An additional feature lets users try out new datasets in order to find the most valuable. The machine creates two “armies” of virtual data scientists, Matovski says, and gives one data with a new element – satellite data of natural gas shipments, for instance – but not the other.
Both armies build “thousands, even millions” of models “and you see whether the one with the additional data did a better job of predicting than the one without”, he says. “It’s similar to a double-blind randomised clinical trial where you give one group a placebo.”
The company, whose advisory board includes the former head of trading at Bridgewater Associates, started selling the technology late last year. Clients include a $20 billion US hedge fund and a $100 billion investment manager, though Matovski declines to name them or disclose how much the technology costs. Allianz Global Investors, with €535 billion under management, has said it uses the platform.
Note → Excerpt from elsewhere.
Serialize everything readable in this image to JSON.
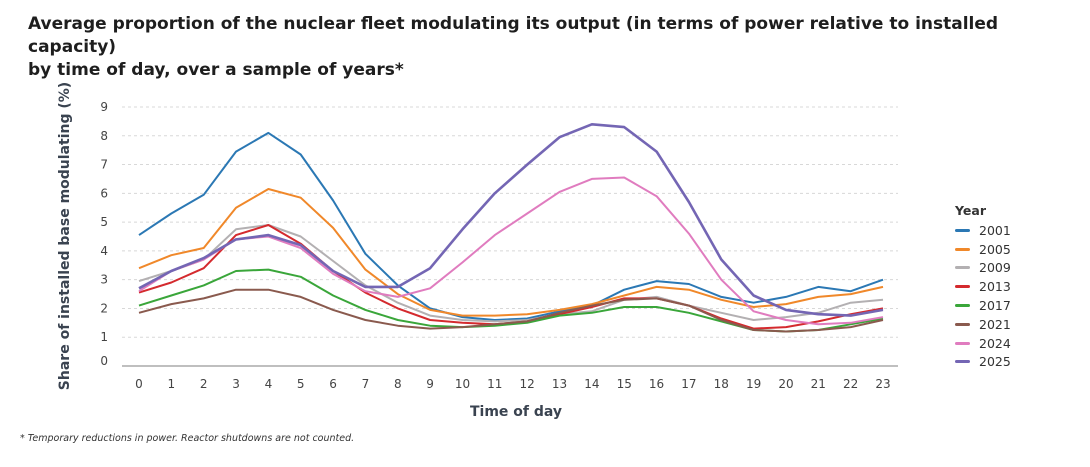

Matovski’s very first venture was arbitraging foreign exchange rates by pedalling his bike between currency exchange bureaux to cash up money in hyperinflation-wracked Macedonia in the 1990s. He was 7.
Nowadays, he and his partners see big money to be made in licensing the technology, more than in running a fund that uses it. The amount of assets causaLens could manage in a given strategy would be limited, Matovski says, unlike sales of the technology, which could be put to work in a myriad of other industries.
“The richest man in New York City is Michael Bloomberg,” Matovski says, “not the hedge fund managers.”